Moreover, we also revealed that this activation of ERK1/2 occurred through transient receptor potential (TRP) A1, a member of the TRP family of ion channels. In contrast, it is known that the activation of p38 MAPK (p38) contributes to the development and maintenance of inflammatory and neuropathic pain. On the basis of these results, the aim of this study was to investigate the involvement of p38 and TRPA1 in acute visceral pain. Male Sprague-Dawley rats were used.
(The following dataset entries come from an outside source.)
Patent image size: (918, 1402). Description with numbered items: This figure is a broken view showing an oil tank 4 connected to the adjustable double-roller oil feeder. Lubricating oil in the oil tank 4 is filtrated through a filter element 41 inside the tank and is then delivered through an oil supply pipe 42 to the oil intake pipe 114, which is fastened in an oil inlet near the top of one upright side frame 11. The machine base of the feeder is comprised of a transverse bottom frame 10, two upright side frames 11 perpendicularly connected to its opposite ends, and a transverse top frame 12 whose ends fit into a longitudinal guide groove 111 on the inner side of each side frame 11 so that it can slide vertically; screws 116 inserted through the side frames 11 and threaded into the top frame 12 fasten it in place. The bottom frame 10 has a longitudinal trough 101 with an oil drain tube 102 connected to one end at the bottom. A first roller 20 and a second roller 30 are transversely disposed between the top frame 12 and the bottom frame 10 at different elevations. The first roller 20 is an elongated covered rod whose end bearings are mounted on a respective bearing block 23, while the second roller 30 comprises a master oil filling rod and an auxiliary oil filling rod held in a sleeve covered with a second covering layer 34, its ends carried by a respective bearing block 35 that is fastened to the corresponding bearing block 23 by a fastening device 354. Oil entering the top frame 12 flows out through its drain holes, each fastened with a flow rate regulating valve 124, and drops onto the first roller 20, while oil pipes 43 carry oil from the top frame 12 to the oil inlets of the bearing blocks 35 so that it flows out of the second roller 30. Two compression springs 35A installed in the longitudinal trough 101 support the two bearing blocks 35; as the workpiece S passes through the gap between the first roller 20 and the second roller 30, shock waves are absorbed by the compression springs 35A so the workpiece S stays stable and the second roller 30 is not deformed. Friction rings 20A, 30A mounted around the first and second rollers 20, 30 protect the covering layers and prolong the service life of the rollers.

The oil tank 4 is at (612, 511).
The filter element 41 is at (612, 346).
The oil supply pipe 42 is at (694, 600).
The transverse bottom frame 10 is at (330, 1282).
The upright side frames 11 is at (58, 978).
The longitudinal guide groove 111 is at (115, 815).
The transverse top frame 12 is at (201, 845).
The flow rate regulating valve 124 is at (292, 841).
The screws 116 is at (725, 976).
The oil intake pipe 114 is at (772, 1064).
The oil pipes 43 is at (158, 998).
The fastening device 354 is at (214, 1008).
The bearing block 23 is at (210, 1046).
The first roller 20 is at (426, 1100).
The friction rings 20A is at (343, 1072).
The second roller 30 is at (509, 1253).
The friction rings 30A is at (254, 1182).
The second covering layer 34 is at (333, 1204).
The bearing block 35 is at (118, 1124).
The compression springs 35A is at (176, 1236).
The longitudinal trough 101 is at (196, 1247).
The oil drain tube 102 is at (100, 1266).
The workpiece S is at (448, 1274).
Electromyographic responses to gastric distension (GD) were recorded from the acromiotrapezius muscle. We then examined the phosphorylated-p38 (p-p38) labeling in the dorsal root ganglion (DRG) after GD using immunohistochemistry. Selleck LY2835219 Noxious GD induced p-p38 in DRG neurons with a peak at 2 min after GD. We also found a stimulus intensity-dependent increase in the number of p-p38-immunoreactive neurons in the DRG. Intrathecal administration of the p38 inhibitor, SB203580, attenuated the electromyographic response to noxious GD. Furthermore, intrathecal administration of TRPA1 antisense oligodeoxynucleotide decreased the p38 activation in DRG neurons. The activation of p38 pathways in DRG neurons by noxious GD may be correlated with the activation state of the primary afferent neurons through TRPA1, and further, involved in the development of visceral
pain. NeuroReport 24:68-72 (C) 2013 Wolters Kluwer Health vertical bar Lippincott Williams & Wilkins. NeuroReport 2013, 24:68-72″
“Improved survival of patients with acute SRT1720 mw lymphoblastic leukemia (ALL) has emerged from identifying new prognostic markers; however, 20% of children still suffer recurrence. Previously, the altered expression of Fat1 cadherin has been implicated in a number of solid tumors. In this report, in vitro analysis shows
that Fat1 protein is expressed by a range of leukemia cell lines, but not by normal peripheral blood (PB) and bone marrow (BM) cells from healthy donors. In silico analysis of expression of array data from clinical leukemias found significant levels of Fat1 transcript in 11% of acute myeloid AZD5582 solubility dmso leukemia, 29% and 63% of ALL of B and T lineages, respectively, and little or no transcript present in normal PB or BM. Furthermore, in two independent studies of matched diagnosis – relapse of precursor B-cell (preB) ALL pediatric samples (n = 32 and n = 27), the level of Fat1 mRNA expression was prognostic at the time of diagnosis. High Fat1 mRNA expression was predictive of shorter relapse-free and overall survival, independent of other traditional prognostic markers, including white blood cell count, sex and age. The data presented demonstrate that Fat1 expression in preB-ALL has a role in the emergence of relapse and could provide a suitable therapeutic target in high-risk preB-ALL.